Alisa tilted her head. “Such as what?”

He had mentioned the surgery before, but she couldn’t remember him speaking of losing anything else, unless he was talking about the way people saw him now, as something less than human.

Leonidas looked over at her, his face thoughtful, as if he was debating whether to divulge some secret. Was he? She returned his gaze, trying to look attentive and secret-worthy.

“I—”

A door creaked open in the distance. Cursing softly, Alisa jumped to her feet so she could stand in front of her tiny hole and her ice shavings. Leonidas turned his gaze back toward the ceiling and closed his eyes. She hoped that he would get a chance to finish whatever he had been about to say.

Footsteps sounded on the treads of the steps. Alisa was not sure who she expected to visit them, but it wasn’t Yumi and her sister Young-hee. She watched behind them as they walked away from the stairs, certain that a couple of burly guards with staffs would follow them. A third person
did
walk into the room, but it was Mica, not a Starseer.

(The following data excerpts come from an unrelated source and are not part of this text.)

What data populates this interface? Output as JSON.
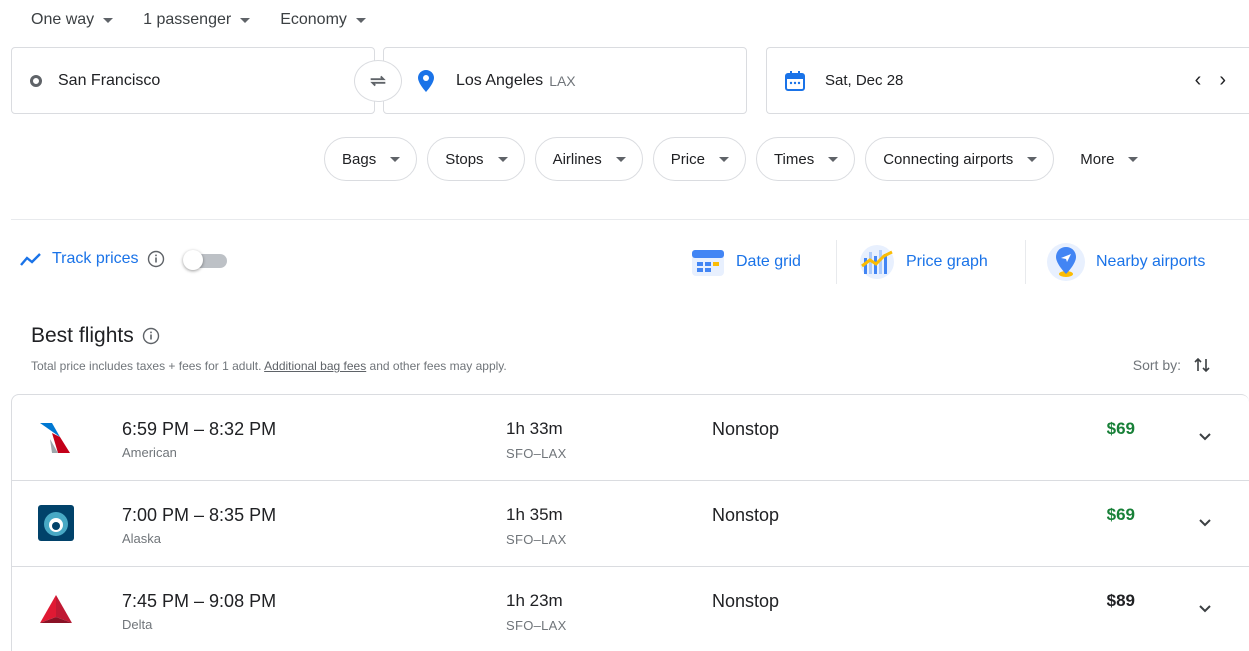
{
  "trip": {
    "type_label": "One way",
    "passengers_label": "1 passenger",
    "class_label": "Economy"
  },
  "search": {
    "from": "San Francisco",
    "to": "Los Angeles",
    "to_code": "LAX",
    "date": "Sat, Dec 28",
    "prev_date_glyph": "‹",
    "next_date_glyph": "›"
  },
  "filters": [
    "Bags",
    "Stops",
    "Airlines",
    "Price",
    "Times",
    "Connecting airports"
  ],
  "more_label": "More",
  "tools": {
    "track_prices": "Track prices",
    "track_enabled": false,
    "date_grid": "Date grid",
    "price_graph": "Price graph",
    "nearby_airports": "Nearby airports"
  },
  "results": {
    "title": "Best flights",
    "disclaimer_pre": "Total price includes taxes + fees for 1 adult. ",
    "disclaimer_link": "Additional bag fees",
    "disclaimer_post": " and other fees may apply.",
    "sort_label": "Sort by:",
    "flights": [
      {
        "times": "6:59 PM – 8:32 PM",
        "airline": "American",
        "duration": "1h 33m",
        "route": "SFO–LAX",
        "stops": "Nonstop",
        "price": "$69",
        "low_price": true,
        "logo": "american-logo"
      },
      {
        "times": "7:00 PM – 8:35 PM",
        "airline": "Alaska",
        "duration": "1h 35m",
        "route": "SFO–LAX",
        "stops": "Nonstop",
        "price": "$69",
        "low_price": true,
        "logo": "alaska-logo"
      },
      {
        "times": "7:45 PM – 9:08 PM",
        "airline": "Delta",
        "duration": "1h 23m",
        "route": "SFO–LAX",
        "stops": "Nonstop",
        "price": "$89",
        "low_price": false,
        "logo": "delta-logo"
      }
    ]
  },
  "colors": {
    "accent": "#1a73e8",
    "low_price": "#188038",
    "border": "#dadce0",
    "muted_text": "#70757a"
  }
}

“I don’t suppose this is a jailbreak?” Alisa said.

In the cell next to her, Leonidas’s eyes opened. He tracked the women’s approach, but he did not try to get up. She could only imagine what the Starseers had done to him and how much pain he was in. The bastards could at least let someone send him some painkillers.

“I did bring a file,” Mica said, patting a satchel that was probably full of tools, “but Yumi tells me that won’t be necessary. At least for you.” She looked at Leonidas and frowned at him, or perhaps at the way he was covered with livid bruises. Mica was even less likely to display her feelings than Alisa, but there seemed to be sympathy in that frown.

“Oh?” Alisa asked, not enthused about being released if Leonidas had to remain.

“We talked to Lady Naidoo,” Yumi said, nodding toward her half-sister. “We had to wait until after she got reports from a number of people about the ‘incident,’ as she’s calling it.”

“A lot of the warriors are calling it
murder
,” Young-hee pointed out.

“Naidoo, at least, hasn’t passed judgment yet,” Yumi said. “She’s got a team examining the ice down there and looking for a body. It’s not clear why people are so certain that Abelardus was killed. Someone said he saw it in Leonidas’s thoughts, that he got in a fight with the Starseer again and threw him out the window.”

Young-hee was nodding, and Yumi frowned at her and then at Leonidas.

“That’s not really what happened, is it?” Yumi asked.

“No,” Alisa said firmly, glad that Yumi was not quick to condemn Leonidas. He had saved the
Nomad
and all of them enough times in the last month that he deserved some understanding.

“You can’t know that,” Young-hee said. “Whatever he said, he could be lying to you.”

“Then look for yourself. You people like to dance around in our skulls at your leisure as it is. I don’t know why anyone who wants to know the truth hasn’t come down to poke around in his head.”